Hi's Like, Idiot But Psiko

Go Home



Go Home

0Kota Moshkow, tidak ada yang berubah sama sekali. Aleandra sudah kembali ke Rusia tapi dia kembali dalam keadaan menyamar. Dia melakukan hal itu agar pihak berwajib tidak mengetahui keberadaannya. Dia tidak berniat lama, dia hanya ingin memastikan apakah kedua orangtuanya sudah di makamkan atau tidak. Jika dia kembali dengan wajah aslinya, dia tidak akan dibiarkan pergi oleh pihak berwajib karena mereka pasti akan mengusut kasus yang terjadi lebih lanjut sehingga dia akan tertahan lama di kota itu.     
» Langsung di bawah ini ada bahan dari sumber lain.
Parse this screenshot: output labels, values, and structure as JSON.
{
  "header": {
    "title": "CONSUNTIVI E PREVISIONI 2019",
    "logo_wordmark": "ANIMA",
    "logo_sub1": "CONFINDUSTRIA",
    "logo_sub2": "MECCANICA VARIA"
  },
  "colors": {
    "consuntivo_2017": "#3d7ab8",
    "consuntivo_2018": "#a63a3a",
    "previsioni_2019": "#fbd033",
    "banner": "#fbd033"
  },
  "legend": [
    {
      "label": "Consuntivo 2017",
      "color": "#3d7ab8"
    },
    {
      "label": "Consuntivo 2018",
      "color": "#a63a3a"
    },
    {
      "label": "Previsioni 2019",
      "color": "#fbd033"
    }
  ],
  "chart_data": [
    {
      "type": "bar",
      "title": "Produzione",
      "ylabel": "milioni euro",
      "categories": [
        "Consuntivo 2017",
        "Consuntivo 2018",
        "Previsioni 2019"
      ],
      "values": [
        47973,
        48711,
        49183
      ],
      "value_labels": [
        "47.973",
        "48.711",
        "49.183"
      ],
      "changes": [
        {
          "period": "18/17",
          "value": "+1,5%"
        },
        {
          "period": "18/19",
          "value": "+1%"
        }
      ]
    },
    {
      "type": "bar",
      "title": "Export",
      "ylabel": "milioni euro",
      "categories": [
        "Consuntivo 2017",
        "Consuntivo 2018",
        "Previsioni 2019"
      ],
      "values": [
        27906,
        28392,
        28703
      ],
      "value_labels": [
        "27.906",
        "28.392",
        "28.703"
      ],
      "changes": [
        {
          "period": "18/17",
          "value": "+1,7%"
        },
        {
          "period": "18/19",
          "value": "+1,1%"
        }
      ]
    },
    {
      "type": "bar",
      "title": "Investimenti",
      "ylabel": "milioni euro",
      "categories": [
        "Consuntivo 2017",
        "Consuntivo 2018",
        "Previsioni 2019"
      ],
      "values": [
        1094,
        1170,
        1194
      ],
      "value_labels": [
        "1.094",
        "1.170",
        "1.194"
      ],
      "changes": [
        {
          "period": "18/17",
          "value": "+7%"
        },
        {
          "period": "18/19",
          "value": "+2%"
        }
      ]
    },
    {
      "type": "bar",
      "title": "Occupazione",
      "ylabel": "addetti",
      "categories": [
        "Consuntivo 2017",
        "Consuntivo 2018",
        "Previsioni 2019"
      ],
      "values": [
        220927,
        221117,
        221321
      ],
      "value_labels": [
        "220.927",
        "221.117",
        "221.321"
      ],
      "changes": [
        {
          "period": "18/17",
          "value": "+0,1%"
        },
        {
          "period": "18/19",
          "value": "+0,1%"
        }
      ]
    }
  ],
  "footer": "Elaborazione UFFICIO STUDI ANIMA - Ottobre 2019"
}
Biarlah kasus yang dia alami seperti tidak menemukan titik terang, biarkan saja para pihak berwajib mengambil asumsi sendiri karena dia sudah mendapatkan keadilan untuk apa yang terjadi. Lagi pula namanya bukan Aleandra Feodora lagi, Max sudah memberikannya identitas sehingga namanya menjadi Aleandra Smith. Dia juga tidak keberatan, dia memang ingin melupakan masa laulu.     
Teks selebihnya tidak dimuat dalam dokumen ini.